After the presidency of Manuel Montt, he returned to Chile with his family and settled at Colchagua and worked on the land there and also commanded the Civic Battalions of Rengo and San Fernando. He was then appointed Governor of the Caupolicán Department and the mayor of Colchagua. In 1874, the Civic Naval Artillery Battalion was founded and Urriola was given command of the Battalion. After the War of the Pacific broke out, Urriola was promoted to Colonel and given command of the I Division. During the Tarapacá Campaign, he occupied Junín as well as participating at the Battle of San Francisco and the Battle of Tarapacá. During the Tacna and Arica campaign, he was wounded during the Battle of Tacna but despite that, he continued to serve as he commanded the III Division during the Lima campaign and participated in the Battle of San Juan and Chorrillos and Battle of Miraflores.

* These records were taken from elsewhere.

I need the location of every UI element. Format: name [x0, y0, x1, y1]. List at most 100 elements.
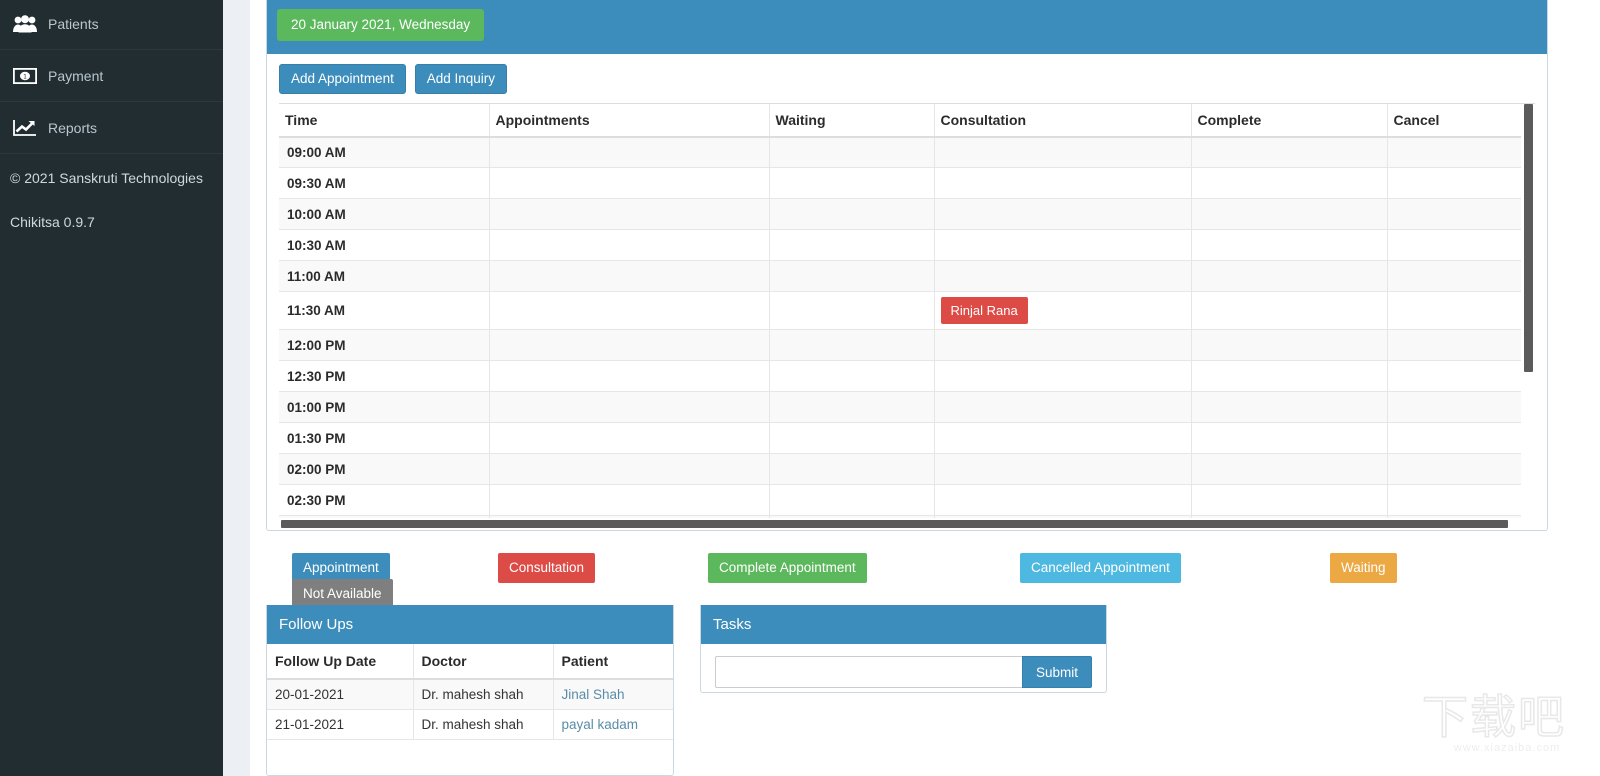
column-header-consultation[interactable]: Consultation: [934, 103, 1192, 138]
vertical-scrollbar-thumb[interactable]: [1524, 103, 1533, 372]
cell-appointments[interactable]: [489, 422, 770, 454]
cell-appointments[interactable]: [489, 391, 770, 423]
table-row: 10:30 AM: [279, 229, 1521, 261]
cell-consultation[interactable]: [934, 360, 1192, 392]
cell-followup-date: 20-01-2021: [267, 679, 414, 710]
cell-complete[interactable]: [1191, 329, 1388, 361]
cell-cancel[interactable]: [1387, 360, 1521, 392]
cell-cancel[interactable]: [1387, 198, 1521, 230]
legend-cancelled-appointment[interactable]: Cancelled Appointment: [1020, 553, 1181, 583]
tasks-panel-title: Tasks: [701, 605, 1106, 644]
cell-appointments[interactable]: [489, 260, 770, 292]
cell-waiting[interactable]: [769, 391, 935, 423]
cell-appointments[interactable]: [489, 484, 770, 516]
sidebar-item-payment[interactable]: 1 Payment: [0, 50, 223, 102]
cell-complete[interactable]: [1191, 360, 1388, 392]
task-submit-button[interactable]: Submit: [1021, 656, 1092, 688]
cell-complete[interactable]: [1191, 167, 1388, 199]
cell-complete[interactable]: [1191, 453, 1388, 485]
cell-cancel[interactable]: [1387, 260, 1521, 292]
cell-consultation[interactable]: [934, 198, 1192, 230]
appointments-toolbar: Add Appointment Add Inquiry: [279, 64, 1535, 94]
appointments-table-scroll[interactable]: Time Appointments Waiting Consultation C…: [279, 102, 1535, 518]
cell-waiting[interactable]: [769, 453, 935, 485]
legend-waiting[interactable]: Waiting: [1330, 553, 1397, 583]
cell-complete[interactable]: [1191, 260, 1388, 292]
cell-appointments[interactable]: [489, 329, 770, 361]
cell-appointments[interactable]: [489, 291, 770, 330]
add-appointment-button[interactable]: Add Appointment: [279, 64, 406, 94]
cell-waiting[interactable]: [769, 229, 935, 261]
cell-waiting[interactable]: [769, 198, 935, 230]
vertical-scrollbar[interactable]: [1524, 103, 1533, 518]
appointment-chip[interactable]: Rinjal Rana: [940, 297, 1028, 324]
cell-cancel[interactable]: [1387, 136, 1521, 168]
add-inquiry-button[interactable]: Add Inquiry: [414, 64, 508, 94]
cell-waiting[interactable]: [769, 136, 935, 168]
column-header-cancel[interactable]: Cancel: [1387, 103, 1521, 138]
cell-consultation[interactable]: [934, 136, 1192, 168]
cell-cancel[interactable]: [1387, 167, 1521, 199]
table-row: 11:00 AM: [279, 260, 1521, 292]
cell-waiting[interactable]: [769, 422, 935, 454]
cell-waiting[interactable]: [769, 260, 935, 292]
cell-consultation[interactable]: [934, 229, 1192, 261]
cell-waiting[interactable]: [769, 484, 935, 516]
patient-link[interactable]: Jinal Shah: [562, 687, 625, 702]
legend-consultation[interactable]: Consultation: [498, 553, 596, 583]
cell-consultation[interactable]: [934, 453, 1192, 485]
column-header-waiting[interactable]: Waiting: [769, 103, 935, 138]
column-header-time[interactable]: Time: [279, 103, 490, 138]
legend-complete-appointment[interactable]: Complete Appointment: [708, 553, 867, 583]
sidebar-item-patients[interactable]: Patients: [0, 0, 223, 50]
cell-cancel[interactable]: [1387, 422, 1521, 454]
cell-cancel[interactable]: [1387, 329, 1521, 361]
horizontal-scrollbar[interactable]: [279, 517, 1535, 530]
cell-time: 02:00 PM: [279, 453, 490, 485]
appointments-table: Time Appointments Waiting Consultation C…: [279, 103, 1521, 518]
appointments-panel-body: Add Appointment Add Inquiry Time Appoint…: [267, 54, 1547, 530]
patient-link[interactable]: payal kadam: [562, 717, 639, 732]
column-header-patient: Patient: [553, 644, 673, 680]
cell-complete[interactable]: [1191, 422, 1388, 454]
cell-time: 10:00 AM: [279, 198, 490, 230]
cell-waiting[interactable]: [769, 167, 935, 199]
cell-complete[interactable]: [1191, 136, 1388, 168]
column-header-appointments[interactable]: Appointments: [489, 103, 770, 138]
cell-consultation[interactable]: [934, 422, 1192, 454]
cell-consultation[interactable]: [934, 484, 1192, 516]
cell-complete[interactable]: [1191, 229, 1388, 261]
followups-panel-body: Follow Up Date Doctor Patient 20-01-2021…: [267, 644, 673, 740]
cell-consultation[interactable]: Rinjal Rana: [934, 291, 1192, 330]
cell-appointments[interactable]: [489, 198, 770, 230]
cell-appointments[interactable]: [489, 136, 770, 168]
cell-cancel[interactable]: [1387, 291, 1521, 330]
cell-appointments[interactable]: [489, 167, 770, 199]
cell-consultation[interactable]: [934, 260, 1192, 292]
cell-complete[interactable]: [1191, 484, 1388, 516]
cell-complete[interactable]: [1191, 198, 1388, 230]
sidebar-item-reports[interactable]: Reports: [0, 102, 223, 154]
cell-complete[interactable]: [1191, 391, 1388, 423]
followups-panel: Follow Ups Follow Up Date Doctor Patient…: [266, 605, 674, 776]
column-header-complete[interactable]: Complete: [1191, 103, 1388, 138]
cell-waiting[interactable]: [769, 291, 935, 330]
users-group-icon: [10, 14, 40, 33]
cell-consultation[interactable]: [934, 329, 1192, 361]
cell-appointments[interactable]: [489, 453, 770, 485]
task-input[interactable]: [715, 656, 1022, 688]
cell-consultation[interactable]: [934, 391, 1192, 423]
cell-cancel[interactable]: [1387, 453, 1521, 485]
date-badge[interactable]: 20 January 2021, Wednesday: [277, 9, 485, 41]
cell-cancel[interactable]: [1387, 229, 1521, 261]
cell-cancel[interactable]: [1387, 484, 1521, 516]
cell-appointments[interactable]: [489, 229, 770, 261]
cell-complete[interactable]: [1191, 291, 1388, 330]
cell-cancel[interactable]: [1387, 391, 1521, 423]
cell-appointments[interactable]: [489, 360, 770, 392]
cell-waiting[interactable]: [769, 329, 935, 361]
cell-waiting[interactable]: [769, 360, 935, 392]
cell-consultation[interactable]: [934, 167, 1192, 199]
cell-time: 12:30 PM: [279, 360, 490, 392]
horizontal-scrollbar-thumb[interactable]: [281, 519, 1508, 528]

Urriola then participated in the Occupation of Lima along with the forces of Patricio Lynch and returned to the Peruvian capital after briefly returning to Chile in 1882. In the Sierra campaign, Urriola joined Marco Aurelio Arriagada's expedition against Andrés Avelino Cáceres. After the Peruvian defeat at the Battle of Huamachuco, the General Headquarters in Lima ordered an expedition to Ayacucho. Despite Urriola participating in previous engagements in the campaign, Lynch gave command of the expedition to José Antonio Gutiérrez because Urriola wouldn't be able to survive the hardships of the geography due to his age however Lynch eventually gave Urriola command of a Division consisting of the 3rd Pisagua Line Battalion, the Miraflores Battalion, 6 pieces of artillery from the 2nd Artillery Regiment, 90 Horse Grenadiers and 110 Yungay Carabineros. The expedition proved to be extremely deadly for the Chilean forces as the Peruvians enacted Guerrilla warfare against the Chileans, inciting indigenous uprisings as well as the continuous rains and snowfalls, the intense cold and the poor quality of clothing began to take a heavy toll on the Chilean forces but eventually, the Peruvians sued for peace in the Treaty of Ancón due to war exhaustion.